Respiratory failure can be a severe complication after polytrauma. Extensive systemic inflammation due to surgical interventions, as well as exacerbated post-traumatic immune responses influence the occurrence and progression of respiratory failure. This study investigated the effect of different surgical treatment modalities as well as combined inhibition of the complement component C5 and the toll-like receptor molecule CD14 (C5/CD14 inhibition) on the pulmonary microRNA (miRNA) signature after polytrauma, using a translational porcine polytrauma model.
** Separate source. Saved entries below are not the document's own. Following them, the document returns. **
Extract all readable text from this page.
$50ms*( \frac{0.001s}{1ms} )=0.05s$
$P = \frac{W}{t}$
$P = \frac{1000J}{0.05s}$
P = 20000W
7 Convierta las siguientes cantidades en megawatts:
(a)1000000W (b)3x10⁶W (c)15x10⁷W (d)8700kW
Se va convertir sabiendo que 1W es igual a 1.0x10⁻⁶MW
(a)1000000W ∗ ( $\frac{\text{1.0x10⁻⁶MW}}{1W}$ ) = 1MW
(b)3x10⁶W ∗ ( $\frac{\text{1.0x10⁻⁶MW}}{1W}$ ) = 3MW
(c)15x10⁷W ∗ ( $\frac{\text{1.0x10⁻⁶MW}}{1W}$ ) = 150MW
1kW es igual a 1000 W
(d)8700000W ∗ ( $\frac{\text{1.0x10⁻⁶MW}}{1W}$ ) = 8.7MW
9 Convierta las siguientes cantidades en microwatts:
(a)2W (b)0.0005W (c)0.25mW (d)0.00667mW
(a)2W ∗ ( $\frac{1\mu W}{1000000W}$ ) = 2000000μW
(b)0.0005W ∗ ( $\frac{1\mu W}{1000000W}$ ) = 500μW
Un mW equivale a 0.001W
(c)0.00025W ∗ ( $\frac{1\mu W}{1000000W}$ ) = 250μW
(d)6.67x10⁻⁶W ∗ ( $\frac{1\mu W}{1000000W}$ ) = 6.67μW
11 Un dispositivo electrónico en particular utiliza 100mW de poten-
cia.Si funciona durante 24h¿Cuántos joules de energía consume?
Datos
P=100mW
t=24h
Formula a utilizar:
After induction of general anesthesia, animals were subjected to polytrauma, consisting of blunt chest trauma, bilateral femur fractures, hemorrhagic shock, and liver laceration. One sham group (n=6) and three treatment groups were defined; Early Total Care (ETC, n=8), Damage Control Orthopedics (DCO, n=8), and ETC + C5/CD14 inhibition (n=4). Animals were medically and operatively stabilized, and treated in an ICU setting for 72 h. Lung tissue was sampled, miRNAs were isolated, transcribed, and pooled for qPCR array analyses, followed by validation in the individual animal population. Lastly, mRNA target prediction was performed followed by functional enrichment analyses.
The miRNA arrays identified six significantly deregulated miRNAs in lung tissue. In the DCO group, miR-129, miR-192, miR-194, miR-382, and miR-503 were significantly upregulated compared to the ETC group. The miRNA expression profiles in the ETC + C5/CD14 inhibition group approximated those of the DCO group. Bioinformatic analysis revealed mRNA targets and signaling pathways related to alveolar edema, pulmonary fibrosis, inflammation response, and leukocytes recruitment. Collectively, the DCO group, as well as the ETC + C5/CD14 inhibition group, revealed more anti-inflammatory and regenerative miRNA expression profiles.
This study showed that reduced surgical invasiveness and combining ETC with C5/CD14 inhibition can contribute to the reduction of pulmonary complications.